(a) No advisory committee may conduct a meeting except at the call or with the advance approval of, and with an agenda approved by, the designated Federal employee or alternate. No meeting may be held in the absence of the designated Federal employee.
(1) If any matter is added to the agenda after its publication in the Federal Register under § 14.20(b)(4), an attempt is to be made to inform persons known to be interested in the matter, and the change is to be announced at the beginning of the open portion of the meeting.

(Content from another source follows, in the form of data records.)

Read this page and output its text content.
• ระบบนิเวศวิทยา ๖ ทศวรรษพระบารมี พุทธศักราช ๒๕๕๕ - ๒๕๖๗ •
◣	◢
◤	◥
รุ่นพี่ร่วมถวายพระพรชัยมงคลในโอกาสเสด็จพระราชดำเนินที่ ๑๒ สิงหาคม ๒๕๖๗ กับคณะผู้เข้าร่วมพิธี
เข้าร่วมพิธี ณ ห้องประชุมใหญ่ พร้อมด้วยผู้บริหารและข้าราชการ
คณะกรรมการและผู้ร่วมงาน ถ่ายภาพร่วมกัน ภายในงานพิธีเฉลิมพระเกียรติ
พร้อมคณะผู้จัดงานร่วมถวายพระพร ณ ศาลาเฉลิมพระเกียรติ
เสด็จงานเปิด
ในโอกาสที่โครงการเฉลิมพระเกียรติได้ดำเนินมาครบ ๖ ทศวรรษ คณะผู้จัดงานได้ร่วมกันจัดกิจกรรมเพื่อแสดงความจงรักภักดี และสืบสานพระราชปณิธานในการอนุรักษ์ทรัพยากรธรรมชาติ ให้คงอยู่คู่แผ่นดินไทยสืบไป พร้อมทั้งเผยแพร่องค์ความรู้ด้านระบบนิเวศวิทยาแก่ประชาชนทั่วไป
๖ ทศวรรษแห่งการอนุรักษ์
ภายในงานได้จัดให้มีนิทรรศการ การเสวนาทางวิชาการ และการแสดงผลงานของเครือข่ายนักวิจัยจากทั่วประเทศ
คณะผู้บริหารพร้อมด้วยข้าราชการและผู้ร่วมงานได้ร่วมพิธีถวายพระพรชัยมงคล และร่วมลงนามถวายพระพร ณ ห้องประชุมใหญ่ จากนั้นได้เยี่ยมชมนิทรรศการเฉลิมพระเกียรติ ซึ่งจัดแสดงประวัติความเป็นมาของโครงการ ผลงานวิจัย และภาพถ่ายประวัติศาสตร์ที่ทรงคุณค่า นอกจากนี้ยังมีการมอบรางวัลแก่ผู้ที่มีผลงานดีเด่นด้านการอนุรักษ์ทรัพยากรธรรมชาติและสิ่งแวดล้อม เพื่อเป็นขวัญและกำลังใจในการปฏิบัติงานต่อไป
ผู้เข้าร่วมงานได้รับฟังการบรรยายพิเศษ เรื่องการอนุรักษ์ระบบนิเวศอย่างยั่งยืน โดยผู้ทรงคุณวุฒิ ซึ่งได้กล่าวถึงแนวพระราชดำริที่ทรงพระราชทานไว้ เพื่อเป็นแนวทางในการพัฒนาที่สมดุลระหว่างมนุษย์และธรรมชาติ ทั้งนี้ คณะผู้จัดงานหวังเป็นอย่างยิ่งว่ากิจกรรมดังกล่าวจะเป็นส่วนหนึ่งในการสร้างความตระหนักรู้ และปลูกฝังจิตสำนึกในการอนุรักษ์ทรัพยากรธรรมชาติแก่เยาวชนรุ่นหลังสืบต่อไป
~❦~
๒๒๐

(2) The advisory committee meeting is to be conducted in accordance with the approved final agenda insofar as practical.
(b) Advisory committee meetings will be held at places that are reasonably accessible to the public. All advisory committee meetings will be held in Washington, DC, or Rockville, MD, or the immediate vicinity, unless the Commissioner receives and approves a written request from the advisory committee for a different location. A different location may be approved when one or more of the following applies:
(1) The total cost of the meeting to the Government will be reduced.
(2) A substantial number of the committee members will be at the location at no expense to FDA for other reasons, e.g., for a meeting of a professional association.
(3) It is a central location more readily accessible to committee members.
(4) There is a need for increased participation available at that location.
(5) The committee wishes to review work or facilities in a specific location.
(6) The committee is concerned with matters that functionally or historically occur in some other location, e.g., the Science Advisory Board of the National Center for Toxicological Research will generally hold meetings in the Little Rock, AR, vicinity.
(c) Advisory committee members may, with the approval of FDA, conduct onsite visits relevant to their work.
(d) Unless the committee charter provides otherwise, a quorum for an advisory committee is a majority of the current voting members of the committee, except as provided in § 14.125(c) for TEPRSSC. Any matter before the advisory committee is to be decided by a majority vote of the voting members present at the time, except that the designated Federal official may require that any final report be voted upon by all current voting members of the committee. Any current voting member of the committee may file a separate report with additional or minority views.
(e) If space is available, any interested person may attend any portion of any advisory committee meeting which is not closed.
(f) Whenever feasible, meetings are to be held in government facilities or other facilities involving the least expense to the public. The size of the meeting room is to be reasonable, considering such factors as the size of the committee, the number of persons expected to attend a meeting, and the resources and facilities available.
(g) The Commissioner may authorize a meeting to be held by conference telephone call. For these meetings, a speaker phone will be provided in a conference room located in Washington, DC, or Rockville, MD, or the immediate vicinity, to permit public participation in open portions of the meetings, as provided in §§ 14.25 and 14.29. These meetings generally will be brief, and authorized—
(1) For the purpose of taking final votes or otherwise confirming actions taken by the committee at other meetings; or
(2) Where time does not permit a meeting to be held at a central location.
(h) Any portion of a meeting will be closed by the committee Chairperson only when matters are to be discussed which the Commissioner has determined may be considered in closed session under § 14.27(b). If a portion of the meeting is closed, the closed portion will be held after the conclusion of the open portion whenever practicable.
(i) Any committee member may take notes during meetings and report and discuss committee deliberations after a meeting is completed and before official minutes or a report are available, within the rules and regulations adopted by FDA and by the advisory committee with the concurrence of FDA, including all of the following:
(1) There may be no attribution of individual views expressed in a closed session or revealing of numerical votes.
(2) There may be no reporting or discussion of any particular matter if the committee or FDA specifically so directs, e.g., where deliberations are incomplete or involve a sensitive regulatory decision that requires preparation or implementation.
(3) There may be no reporting or discussion of information prohibited from public disclosure under § 14.75.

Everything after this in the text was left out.